The point in consideration is known as the Geometric Median
The centroid or center of mass, defined similarly to the geometric median as minimizing the sum of the squares of the distances to each sample, can be found by a simple formula — its coordinates are the averages of the coordinates of the samples but no such formula is known for the geometric median, and it has been shown that no explicit formula, nor an exact algorithm involving only arithmetic operations and kth roots can exist in general.
I'm not sure if I understand your question but when you calculate the minimum spanning tree the sum from any point to any other point from the tree is minimum.
I have an algorithm problem here. It is different from the normal Fermat Point problem.
Given a set of n points in the plane, I need to find which one can minimize the sum of distances to the rest of n-1 points.
Is there any algorithm you know of run less than O(n^2)?
Thank you.
One solution is to assume median is close to the mean and for a subset of points close to the mean exhaustively calculate sum of distances. You can choose klog(n) points closest to the mean, where k is an arbitrarily chosen constant (complexity nlog(n)).
Another possible solution is Delaunay Triangulation. This triangulation is possible in O(nlogn) time. The triangulation results in a graph with one vertex for each point and edges to satisfy delauney triangulation.

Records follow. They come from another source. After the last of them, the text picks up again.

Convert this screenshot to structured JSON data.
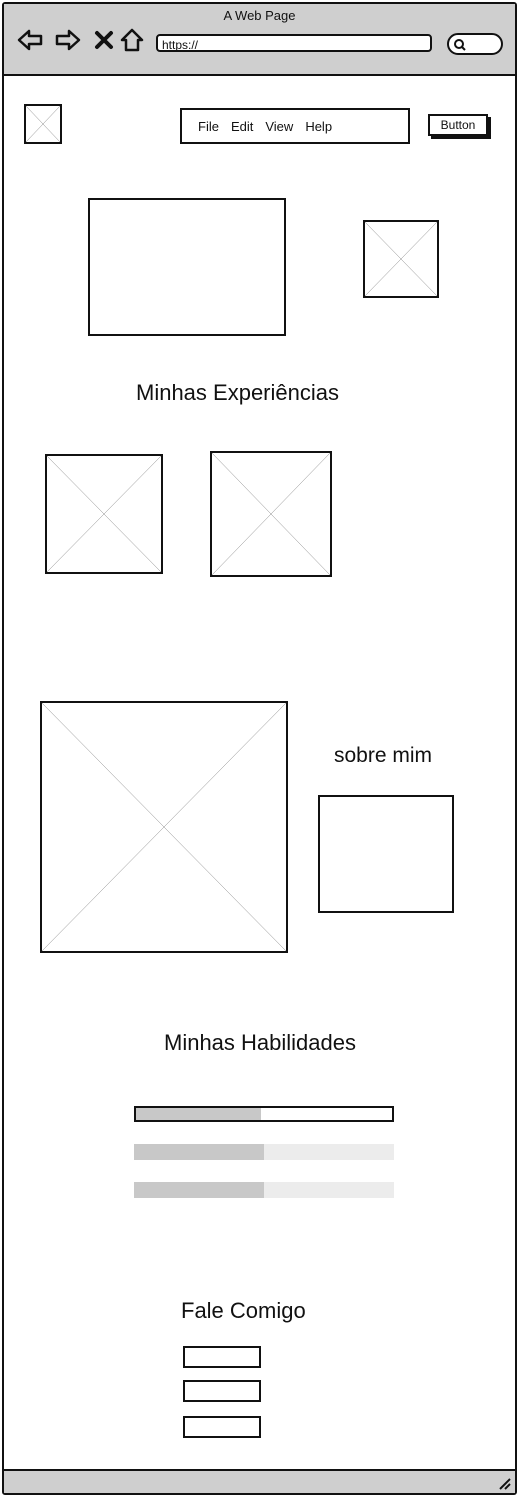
{
  "browser": {
    "title": "A Web Page",
    "url": "https://"
  },
  "nav": {
    "menu_items": [
      "File",
      "Edit",
      "View",
      "Help"
    ],
    "button_label": "Button"
  },
  "sections": {
    "experiences_title": "Minhas Experiências",
    "about_title": "sobre mim",
    "skills_title": "Minhas Habilidades",
    "contact_title": "Fale Comigo"
  },
  "skills": [
    {
      "progress": 0.49
    },
    {
      "progress": 0.5
    },
    {
      "progress": 0.5
    }
  ]
}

Once you have the triangulation, you can start at any point and compare sum-of-distances of that point to its neighbors and keep moving iteratively. You can stop when the current point has the minimum sum-of-distance compared to its neighbors. Intuitively, this will halt at the global optimal point.
I think the underlying assumption here is that you have a dataset of points which you can easily bound, as many algorithms which would be "good enough" in practice may not be rigorous enough for theory and/or may not scale well for arbitrarily large solutions.
A very simple solution which is probably "good enough" is to sort the coordinates on the Y ordinate, then do a stable sort on the X ordinate.
Take the rectangle defined by the min(X,Y) and max(X,Y) values, complexity O(1) as the values will be at known locations in the sorted dataset.
Now, working from the center of your sorted dataset, find coordinate values as close as possible to {Xctr = Xmin + (Xmax - Xmin) / 2, Yctr = Ymin + (Ymax - Ymin) / 2} -- complexity O(N) bounded by your minimization criteria, distance being the familiar radius from {Xctr,Yctr}.
The worst case complexity would be comparing your centroid to every other point, but once you get away from the middle points you will not be improving the global optimal and should terminate the search.